In My Orbit...
Yeah, I know... Politics, again?! But it's less than three weeks before the elections, and silly season has kicked into full swing. Perhaps I should have named this one Illustrating Absurdity instead....
Who does fit that bill? Ms. Meghan McCain. The very blonde daughter of Senator John McCain graduated college a few years back, produced a much-touted blog of her father on the campaign trail, and is now a "heavyweight" political commentator as evidenced by her column space in The Daily Beast and appearances on political shows like "This Week." Apparently the Paris Hilton of politics is also an authority on experience and success, if her comments about Christine O'Donnell on the aforementioned Sunday show are any indication:
"I speak as a 26-year-old woman, and my problem is that, no matter what, Christine O'Donnell is making a mockery of running for public office," McCain told host Christiane Amanpour. "She has no real history, no real success in any kind of business."
Politico supplies the video here.
At least Chelsea Clinton and Barbara and Jenna Bush actually worked and did community service after college. They could have easily rode on the coattails of their name recognition, but they chose differently. Hmmm... that choice alone says much about Ms. McCain.
Being corpulent myself, I won't get into the only thing that I consider weighty about this young girl. One of my favorite (and weighty in the correct sense) political commentators, Doug Powers, summarily and appropriately dismisses her: McCain: Christine O'Donnell seen as a Nutjob.
President Obama thinks you're fearful and stupid. Clutch the pearls! According to an AP Poll, and despite the focus-grouped MTV crowd, nobody really giving a rat's heinie what the President thinks anymore.

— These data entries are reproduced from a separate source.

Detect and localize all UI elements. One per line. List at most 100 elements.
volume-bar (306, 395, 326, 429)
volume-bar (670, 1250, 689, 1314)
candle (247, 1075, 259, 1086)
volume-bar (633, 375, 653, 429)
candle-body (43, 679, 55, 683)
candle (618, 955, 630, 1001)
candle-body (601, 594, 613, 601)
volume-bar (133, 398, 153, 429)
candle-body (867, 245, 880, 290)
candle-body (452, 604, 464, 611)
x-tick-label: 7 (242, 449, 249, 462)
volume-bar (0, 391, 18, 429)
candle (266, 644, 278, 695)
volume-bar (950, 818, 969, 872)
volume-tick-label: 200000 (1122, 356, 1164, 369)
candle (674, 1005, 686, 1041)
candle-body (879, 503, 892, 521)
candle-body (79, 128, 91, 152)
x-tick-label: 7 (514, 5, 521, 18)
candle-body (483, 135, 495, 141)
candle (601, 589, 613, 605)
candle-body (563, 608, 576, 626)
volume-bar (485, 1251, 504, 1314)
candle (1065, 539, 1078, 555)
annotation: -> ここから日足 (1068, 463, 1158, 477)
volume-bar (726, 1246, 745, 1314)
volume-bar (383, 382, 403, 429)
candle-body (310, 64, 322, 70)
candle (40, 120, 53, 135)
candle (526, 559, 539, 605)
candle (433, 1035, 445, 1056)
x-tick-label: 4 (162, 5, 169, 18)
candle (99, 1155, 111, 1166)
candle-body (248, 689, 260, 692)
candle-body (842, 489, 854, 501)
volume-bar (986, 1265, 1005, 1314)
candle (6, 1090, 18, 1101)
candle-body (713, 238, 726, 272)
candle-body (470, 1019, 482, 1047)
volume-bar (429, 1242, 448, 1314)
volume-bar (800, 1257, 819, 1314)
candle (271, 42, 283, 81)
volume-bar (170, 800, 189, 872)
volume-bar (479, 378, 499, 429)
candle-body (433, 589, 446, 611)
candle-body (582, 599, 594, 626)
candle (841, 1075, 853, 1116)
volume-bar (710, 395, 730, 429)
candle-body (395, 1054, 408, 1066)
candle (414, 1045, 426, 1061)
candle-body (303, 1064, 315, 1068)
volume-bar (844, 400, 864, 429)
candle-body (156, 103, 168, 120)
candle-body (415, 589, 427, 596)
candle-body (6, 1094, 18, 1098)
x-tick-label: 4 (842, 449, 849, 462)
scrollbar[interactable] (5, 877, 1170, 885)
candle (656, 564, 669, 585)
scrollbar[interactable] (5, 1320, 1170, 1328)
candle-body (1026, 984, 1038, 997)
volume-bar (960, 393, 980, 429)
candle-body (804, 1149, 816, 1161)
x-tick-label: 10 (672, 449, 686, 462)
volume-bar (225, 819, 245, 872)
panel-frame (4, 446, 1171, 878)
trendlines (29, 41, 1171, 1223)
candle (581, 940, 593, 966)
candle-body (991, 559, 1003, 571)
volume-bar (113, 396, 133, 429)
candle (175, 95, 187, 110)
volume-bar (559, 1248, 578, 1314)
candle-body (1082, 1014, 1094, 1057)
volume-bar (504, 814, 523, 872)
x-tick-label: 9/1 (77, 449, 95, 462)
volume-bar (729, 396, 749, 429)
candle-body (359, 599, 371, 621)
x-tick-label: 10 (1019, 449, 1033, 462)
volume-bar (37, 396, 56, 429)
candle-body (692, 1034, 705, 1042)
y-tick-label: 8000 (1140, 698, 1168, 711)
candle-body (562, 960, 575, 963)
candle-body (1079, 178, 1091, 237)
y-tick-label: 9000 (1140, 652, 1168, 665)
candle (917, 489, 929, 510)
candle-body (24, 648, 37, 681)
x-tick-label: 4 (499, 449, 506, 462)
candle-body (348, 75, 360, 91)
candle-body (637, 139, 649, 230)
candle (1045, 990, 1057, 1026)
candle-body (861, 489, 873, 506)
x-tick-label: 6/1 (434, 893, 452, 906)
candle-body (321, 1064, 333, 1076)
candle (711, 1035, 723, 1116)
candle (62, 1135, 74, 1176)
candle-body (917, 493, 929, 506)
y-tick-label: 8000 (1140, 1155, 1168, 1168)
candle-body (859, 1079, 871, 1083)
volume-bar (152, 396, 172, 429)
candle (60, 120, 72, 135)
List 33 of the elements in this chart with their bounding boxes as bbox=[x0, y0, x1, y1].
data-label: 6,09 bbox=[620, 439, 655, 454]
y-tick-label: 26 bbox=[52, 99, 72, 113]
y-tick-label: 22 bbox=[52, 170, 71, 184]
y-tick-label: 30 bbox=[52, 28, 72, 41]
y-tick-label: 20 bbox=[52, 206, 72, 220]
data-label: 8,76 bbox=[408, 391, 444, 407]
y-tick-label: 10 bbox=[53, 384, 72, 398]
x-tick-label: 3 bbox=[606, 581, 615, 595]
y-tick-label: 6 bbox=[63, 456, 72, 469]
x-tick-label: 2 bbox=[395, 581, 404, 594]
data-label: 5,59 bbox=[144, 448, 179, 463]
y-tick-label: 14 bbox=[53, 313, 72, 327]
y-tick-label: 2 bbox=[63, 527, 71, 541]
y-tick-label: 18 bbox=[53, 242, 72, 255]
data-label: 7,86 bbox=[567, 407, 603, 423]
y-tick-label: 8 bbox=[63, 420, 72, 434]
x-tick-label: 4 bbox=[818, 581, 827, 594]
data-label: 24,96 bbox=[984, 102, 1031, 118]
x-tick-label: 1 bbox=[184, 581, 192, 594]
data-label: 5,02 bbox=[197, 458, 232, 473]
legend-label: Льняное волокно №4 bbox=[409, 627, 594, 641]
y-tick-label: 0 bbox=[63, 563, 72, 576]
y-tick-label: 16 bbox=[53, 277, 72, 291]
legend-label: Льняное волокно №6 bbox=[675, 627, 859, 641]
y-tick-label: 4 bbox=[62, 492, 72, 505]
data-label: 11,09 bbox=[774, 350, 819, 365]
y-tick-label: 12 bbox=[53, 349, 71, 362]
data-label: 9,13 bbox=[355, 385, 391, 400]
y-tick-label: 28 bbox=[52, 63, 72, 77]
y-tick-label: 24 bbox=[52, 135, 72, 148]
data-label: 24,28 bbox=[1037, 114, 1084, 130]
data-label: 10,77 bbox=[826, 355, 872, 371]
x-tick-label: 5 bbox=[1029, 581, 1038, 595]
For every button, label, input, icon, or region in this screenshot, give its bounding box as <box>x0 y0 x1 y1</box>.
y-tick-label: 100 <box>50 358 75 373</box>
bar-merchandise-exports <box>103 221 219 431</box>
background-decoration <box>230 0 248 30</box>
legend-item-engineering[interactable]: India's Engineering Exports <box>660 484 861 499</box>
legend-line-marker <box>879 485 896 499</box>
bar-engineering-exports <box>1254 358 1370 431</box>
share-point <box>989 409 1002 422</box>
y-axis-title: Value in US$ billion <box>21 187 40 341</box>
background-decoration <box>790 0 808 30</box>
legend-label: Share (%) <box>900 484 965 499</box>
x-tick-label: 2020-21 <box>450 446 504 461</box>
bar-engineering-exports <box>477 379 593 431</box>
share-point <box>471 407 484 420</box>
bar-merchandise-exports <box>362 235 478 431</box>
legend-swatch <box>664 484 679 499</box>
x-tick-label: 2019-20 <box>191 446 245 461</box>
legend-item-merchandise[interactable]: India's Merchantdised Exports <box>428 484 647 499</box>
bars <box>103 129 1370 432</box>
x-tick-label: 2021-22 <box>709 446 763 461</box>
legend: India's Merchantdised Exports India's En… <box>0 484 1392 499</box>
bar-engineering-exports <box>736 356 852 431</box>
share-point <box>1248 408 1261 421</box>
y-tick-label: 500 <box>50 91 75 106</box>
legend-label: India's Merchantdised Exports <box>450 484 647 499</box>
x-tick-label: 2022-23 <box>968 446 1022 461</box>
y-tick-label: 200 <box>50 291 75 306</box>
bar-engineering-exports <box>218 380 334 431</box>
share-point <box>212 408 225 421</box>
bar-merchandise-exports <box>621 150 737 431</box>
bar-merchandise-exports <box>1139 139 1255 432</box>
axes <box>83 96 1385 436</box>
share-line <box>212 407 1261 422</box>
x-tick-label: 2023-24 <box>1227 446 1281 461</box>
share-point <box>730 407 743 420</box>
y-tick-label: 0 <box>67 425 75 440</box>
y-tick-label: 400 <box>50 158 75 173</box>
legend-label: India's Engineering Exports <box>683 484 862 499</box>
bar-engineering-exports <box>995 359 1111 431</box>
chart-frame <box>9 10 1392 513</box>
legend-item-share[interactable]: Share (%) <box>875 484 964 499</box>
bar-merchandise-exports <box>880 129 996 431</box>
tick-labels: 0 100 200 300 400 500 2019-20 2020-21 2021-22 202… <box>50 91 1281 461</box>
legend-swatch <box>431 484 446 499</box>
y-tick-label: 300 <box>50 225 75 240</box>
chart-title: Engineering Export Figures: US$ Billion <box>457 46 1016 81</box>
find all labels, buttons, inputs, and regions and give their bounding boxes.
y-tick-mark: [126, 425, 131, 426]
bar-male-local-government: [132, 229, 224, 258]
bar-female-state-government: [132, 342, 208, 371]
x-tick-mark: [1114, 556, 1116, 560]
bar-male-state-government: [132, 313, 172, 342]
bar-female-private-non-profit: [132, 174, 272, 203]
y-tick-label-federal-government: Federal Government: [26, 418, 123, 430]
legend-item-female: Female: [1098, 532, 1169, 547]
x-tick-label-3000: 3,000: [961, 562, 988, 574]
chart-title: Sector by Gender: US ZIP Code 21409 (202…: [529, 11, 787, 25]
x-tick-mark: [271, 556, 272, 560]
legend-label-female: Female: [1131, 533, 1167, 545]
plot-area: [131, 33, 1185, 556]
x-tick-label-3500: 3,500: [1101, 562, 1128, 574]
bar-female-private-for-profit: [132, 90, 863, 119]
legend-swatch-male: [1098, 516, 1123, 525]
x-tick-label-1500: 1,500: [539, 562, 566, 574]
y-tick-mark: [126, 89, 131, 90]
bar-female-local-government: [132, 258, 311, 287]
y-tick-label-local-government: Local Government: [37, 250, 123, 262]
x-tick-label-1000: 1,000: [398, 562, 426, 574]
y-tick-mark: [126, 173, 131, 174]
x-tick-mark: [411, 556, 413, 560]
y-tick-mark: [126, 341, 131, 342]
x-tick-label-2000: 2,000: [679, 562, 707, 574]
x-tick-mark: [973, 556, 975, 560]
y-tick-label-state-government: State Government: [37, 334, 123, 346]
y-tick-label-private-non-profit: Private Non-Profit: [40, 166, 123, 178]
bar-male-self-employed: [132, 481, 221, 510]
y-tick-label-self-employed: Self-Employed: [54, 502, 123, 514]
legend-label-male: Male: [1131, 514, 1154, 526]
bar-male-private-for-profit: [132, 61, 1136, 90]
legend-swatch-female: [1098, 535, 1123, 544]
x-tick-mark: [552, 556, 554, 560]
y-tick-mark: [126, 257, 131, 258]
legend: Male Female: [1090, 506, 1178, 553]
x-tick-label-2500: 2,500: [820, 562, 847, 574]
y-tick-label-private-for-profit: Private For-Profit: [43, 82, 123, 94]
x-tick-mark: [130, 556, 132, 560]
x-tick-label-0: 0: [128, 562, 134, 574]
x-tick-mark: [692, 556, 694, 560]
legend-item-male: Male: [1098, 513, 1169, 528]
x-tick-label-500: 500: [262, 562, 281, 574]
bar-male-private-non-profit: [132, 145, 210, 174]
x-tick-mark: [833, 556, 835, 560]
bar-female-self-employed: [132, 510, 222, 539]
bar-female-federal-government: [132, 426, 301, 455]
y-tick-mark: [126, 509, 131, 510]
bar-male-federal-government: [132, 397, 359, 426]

Michael Gerson deconstructs our President's latest elitist remarks in Obama the Snob,
"The neocortical presidency destroys the possibility of political dialogue. What could Obama possibly learn from voters who are embittered, confused and dominated by subconscious evolutionary fears? They have nothing to teach, nothing to offer to the superior mind. Instead of engaging in debate, Obama resorts to reductionism, explaining his opponents away."
Jennifer Rubin of Commentary Magazine further deconstructs in A Snob, but not really an Intellectual, making a firm case that someone who is an intellectual would have a better capacity for policy, economics, and especially people. A pull quote:
"His understanding of free markets, international affairs, war strategy, and domestic policy evidences no originality. To the contrary, his vision is supported by myths and inaccuracies. (Recall the serial misstatements about history during the campaign.) It is not, then, the public that lacks reasoning skills; it is the president, whose rigid ideology prevents him from taking in new data, analyzing it dispassionately, and rendering decisions based on the facts before him."
Interesting, if Ms. McCain truly were a "heavyweight" political commentator, she could have drawn some distinct parallels between O'Donnell and Obama, and what inexperience really costs us.